MaddyStrut Hey! Another GAD sufferer. Exactly, I’m functional, but I want to be BETTER THAN FUNCTIONAL! And CBT has done wonders, I’m 90% of the way up the hill, but I just can’t get all the way up by myself. I’m trying to “forgive myself” for having to take medication, but it’s hard. It still feels like a weakness.

monstroI’m trying to tell myself that “there’s nothing weak or shameful about meds” but sometimes I still feel kinda disappointed. In church today someone said “Pray for my brother who has cancer.” and someone else said “Pray for my friend who has depression.” They weren’t afraid to identify who had cancer, but the depression sufferer was left anonymous. I wonder why that is?

Also, I promise to not read any of the whackjob boards. “I cured my anxiety disorder by drinking a gallon of apple cider vinegar a day!” Um…no thanks.

Unauthorized Cinnamon Yeah, I’m hopeful the side effects will be minimal and it will work. And if not, I’ll switch to something else. And hopefully I can find something to help me.

Namkcalb I’m not interested in vitamin supplements, but thanks for the imput.

squeegee Yeah, the intarwebz are scary, and there’s a lot of woo woo BS out there too. :slight_smile:

JillGat, PandaBear77 Ok, OK I said I’m DOING EET! LOL

Ok, I’ll get back to the rest of you later when I have a bit more time! I’ll also let you know if my RNP can meet this week, and what she puts me on.

I’ve been on Zoloft (50mg) for the better part of the past decade. I feel absolutely no qualms with being on the medication. The way I see it is that the medicine doesn’t make my inner problems any less real; rather it allows me to see myself and my problems for what they are-rather than see them draped in the wholly insurmountable, overwhelming sadness that would prevent me from doing anything.

Clockwork Jackal, there’s really nothing to forgive for needing medication. It’s not a weakness or character flaw. You didn’t* ask* for this.

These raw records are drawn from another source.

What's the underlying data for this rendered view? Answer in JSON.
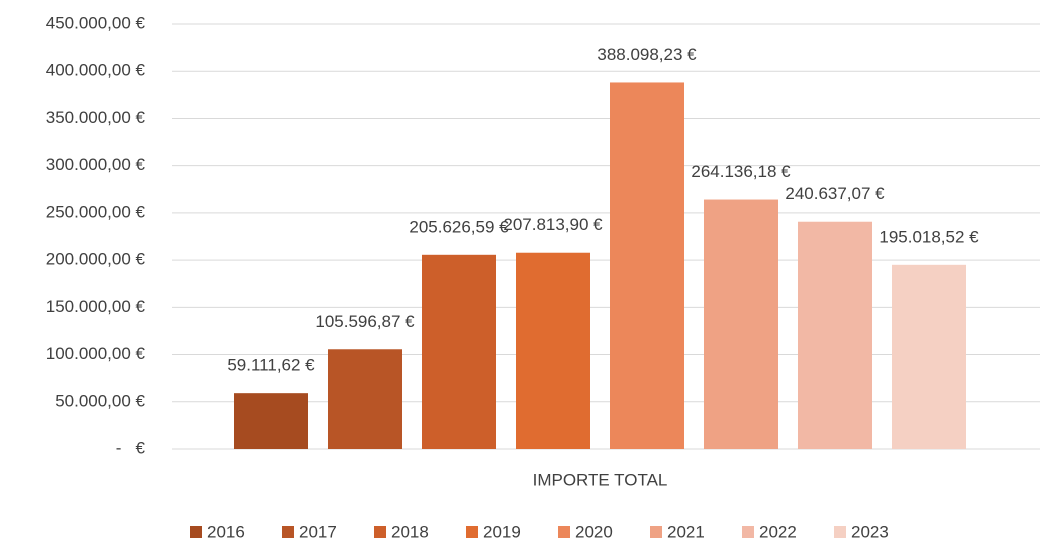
{
  "chart_data": {
    "type": "bar",
    "categories": [
      "IMPORTE TOTAL"
    ],
    "series": [
      {
        "name": "2016",
        "color": "#a64b20",
        "values": [
          59111.62
        ],
        "value_labels": [
          "59.111,62 €"
        ]
      },
      {
        "name": "2017",
        "color": "#b85526",
        "values": [
          105596.87
        ],
        "value_labels": [
          "105.596,87 €"
        ]
      },
      {
        "name": "2018",
        "color": "#cd5f2a",
        "values": [
          205626.59
        ],
        "value_labels": [
          "205.626,59 €"
        ]
      },
      {
        "name": "2019",
        "color": "#e06c30",
        "values": [
          207813.9
        ],
        "value_labels": [
          "207.813,90 €"
        ]
      },
      {
        "name": "2020",
        "color": "#ec875a",
        "values": [
          388098.23
        ],
        "value_labels": [
          "388.098,23 €"
        ]
      },
      {
        "name": "2021",
        "color": "#efa284",
        "values": [
          264136.18
        ],
        "value_labels": [
          "264.136,18 €"
        ]
      },
      {
        "name": "2022",
        "color": "#f2b8a5",
        "values": [
          240637.07
        ],
        "value_labels": [
          "240.637,07 €"
        ]
      },
      {
        "name": "2023",
        "color": "#f5d0c3",
        "values": [
          195018.52
        ],
        "value_labels": [
          "195.018,52 €"
        ]
      }
    ],
    "ylim": [
      0,
      450000
    ],
    "yticks": [
      {
        "value": 0,
        "label": "-   €"
      },
      {
        "value": 50000,
        "label": "50.000,00 €"
      },
      {
        "value": 100000,
        "label": "100.000,00 €"
      },
      {
        "value": 150000,
        "label": "150.000,00 €"
      },
      {
        "value": 200000,
        "label": "200.000,00 €"
      },
      {
        "value": 250000,
        "label": "250.000,00 €"
      },
      {
        "value": 300000,
        "label": "300.000,00 €"
      },
      {
        "value": 350000,
        "label": "350.000,00 €"
      },
      {
        "value": 400000,
        "label": "400.000,00 €"
      },
      {
        "value": 450000,
        "label": "450.000,00 €"
      }
    ],
    "grid": true,
    "legend": "bottom"
  }
}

The reason people don’t give out names of those suffering from mental illness is because there’s still a stigma involved. There shouldn’t be, but there is. Even so, it’s a stupid stigma that you shouldn’t let bother you. Depression is a very real condition.

Yes, I know. My reproductive endocrinologist is aware that I’m on Prozac as well and it was fine for IVF. They basically said that being pregnant and depressed is a lot worse then being pregnant and on a lower dose of Prozac and happy. Especially with all those hormones. Better of two evils, I guess! :slight_smile:

To be fair, depression isn’t always endogenous. If someone were to ask me why I’m dysthymic, I would be lying if I told them it is just a chemical thing. It’s not. Is that being ashamed or just wanting to keep private things private? It’s probably both. Either way, I don’t see myself changing any time soon and I’m fine with this.

There are some medical issues that are similarly shrouded. I wouldn’t want anyone to know that I have an STD, for instance. I wouldn’t want anyone to know about cognitive deterioration or psychosis, even though there is no mistaking the medical basis for dementia or schizophrenia.

Exactly! A lot of people try to give a pregnant woman grief for ingesting any kind of medicine, but that ignores the fact that there are real costs to going untreated.

I was fairly anti-meds for a long time, but eventually decided to give it a shot because my anxiety just wasn’t going away. I ended up taking lexapro for a while, and I was surprised that it legitimately seemed to help. Side effects were minimal for me.
But I’m still surprised by the number of people who start taking meds without engaging in CBT… IMO, ya need both!